Pre-production for Jack Ryan: Shadow Recruit took place at the production offices of August Street Films Limited, based at Pinewood Studios in Buckinghamshire. Months after signing on as director, Kenneth Branagh also made a deal with the studio to star as the film's villain.

In early August 2012, Keira Knightley, Felicity Jones, and Evangeline Lilly were being considered for the female lead while Kate Beckinsale and Jessica Biel were approached but declined. Days later, Knightley won the role. That same month, Kevin Costner signed on to play Thomas Harper in a two-picture deal that would have also seen him play the character in a film adaptation of Clancy's Without Remorse.

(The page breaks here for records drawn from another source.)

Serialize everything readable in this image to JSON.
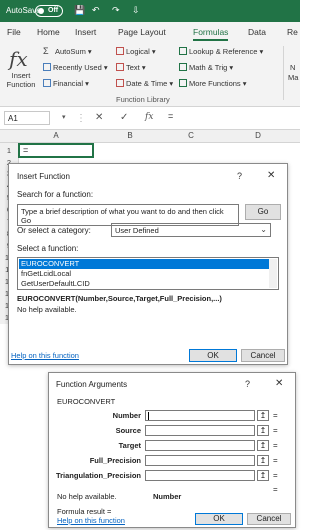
{
  "titlebar": {
    "autosave_label": "AutoSave",
    "toggle_state": "Off",
    "save_glyph": "💾",
    "undo_glyph": "↶",
    "redo_glyph": "↷",
    "customize_glyph": "⇩"
  },
  "ribbon_tabs": [
    "File",
    "Home",
    "Insert",
    "Page Layout",
    "Formulas",
    "Data",
    "Re"
  ],
  "active_tab": "Formulas",
  "ribbon": {
    "insert_function": {
      "glyph": "fx",
      "line1": "Insert",
      "line2": "Function"
    },
    "col1": [
      "AutoSum ▾",
      "Recently Used ▾",
      "Financial ▾"
    ],
    "col2": [
      "Logical ▾",
      "Text ▾",
      "Date & Time ▾"
    ],
    "col3": [
      "Lookup & Reference ▾",
      "Math & Trig ▾",
      "More Functions ▾"
    ],
    "autosum_glyph": "Σ",
    "group_label": "Function Library",
    "cut_label_1": "N",
    "cut_label_2": "Ma"
  },
  "formula_bar": {
    "name_box": "A1",
    "cancel_glyph": "✕",
    "enter_glyph": "✓",
    "fx_glyph": "fx",
    "formula": "="
  },
  "grid": {
    "columns": [
      "A",
      "B",
      "C",
      "D"
    ],
    "rows": [
      "1",
      "2",
      "3",
      "4",
      "5",
      "6",
      "7",
      "8",
      "9",
      "10",
      "11",
      "12",
      "13",
      "14",
      "15"
    ],
    "a1_value": "="
  },
  "insert_dialog": {
    "title": "Insert Function",
    "help_glyph": "?",
    "close_glyph": "✕",
    "search_label": "Search for a function:",
    "search_text": "Type a brief description of what you want to do and then click Go",
    "go_label": "Go",
    "category_label": "Or select a category:",
    "category_value": "User Defined",
    "select_label": "Select a function:",
    "functions": [
      "EUROCONVERT",
      "fnGetLcidLocal",
      "GetUserDefaultLCID"
    ],
    "signature": "EUROCONVERT(Number,Source,Target,Full_Precision,...)",
    "description": "No help available.",
    "help_link": "Help on this function",
    "ok_label": "OK",
    "cancel_label": "Cancel"
  },
  "args_dialog": {
    "title": "Function Arguments",
    "help_glyph": "?",
    "close_glyph": "✕",
    "function_name": "EUROCONVERT",
    "args": [
      "Number",
      "Source",
      "Target",
      "Full_Precision",
      "Triangulation_Precision"
    ],
    "collapse_glyph": "↥",
    "equals": "=",
    "result_equals": "=",
    "no_help": "No help available.",
    "current_arg": "Number",
    "formula_result": "Formula result =",
    "help_link": "Help on this function",
    "ok_label": "OK",
    "cancel_label": "Cancel"
  },
  "colors": {
    "excel_green": "#217346",
    "selection_blue": "#0078d7",
    "link_blue": "#0563c1"
  }
}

While images from the film's production in Manhattan surfaced in late August 2012, Paramount Pictures and Skydance Productions did not announce the start of principal photography on Jack Ryan: Shadow Recruit until September 18, 2012. At that time, filming took place in Liverpool city centre, which doubled as Moscow. Filming in New York City had been completed earlier that month. Other shooting locales included London and Moscow. Later, reshoots were also done in New York City.

Music
The musical score of Jack Ryan: Shadow Recruit was composed by Patrick Doyle, who has collaborated on many of Kenneth Branagh's directorial efforts. Writing the score took Doyle up to seven months, which is more than usual. "In Jack Ryan, [Kenneth] wanted a piece of music for this scene and I had the theme the following day for it," said Doyle on his relationship with Branagh. "I actually wrote the main theme of the movie, just sitting there watching it. This is the expectation of a person you're very close to. There's no pressure in that you're so relaxed, especially someone like Kenneth. He brings out the best in you because he creates such a casual, relaxed, but hard-working environment at the same time." A soundtrack album was released digitally by Varèse Sarabande on January 14, 2014 and in physical formats on February 4.

Track listing

Release
The film was originally scheduled to be released on December 25, 2013, but was pushed back from its original release date to January 17, 2014, by Paramount Pictures to give the release date to Martin Scorsese's The Wolf of Wall Street. It then was slated for release on January 17, 2014, corresponding with the Martin Luther King Jr. holiday in the United States. In August 2013, Paramount began rolling out a trailer for the film to test audiences bearing the title Jack Ryan: Shadow One. On October 2, 2013, a day after the death of Tom Clancy, the first film poster was released, featuring the new title, Jack Ryan: Shadow Recruit. The first trailer for the film was released the same day. In December 2014, Pine confirmed that there would not be a sequel to the film due to its lackluster box office performance.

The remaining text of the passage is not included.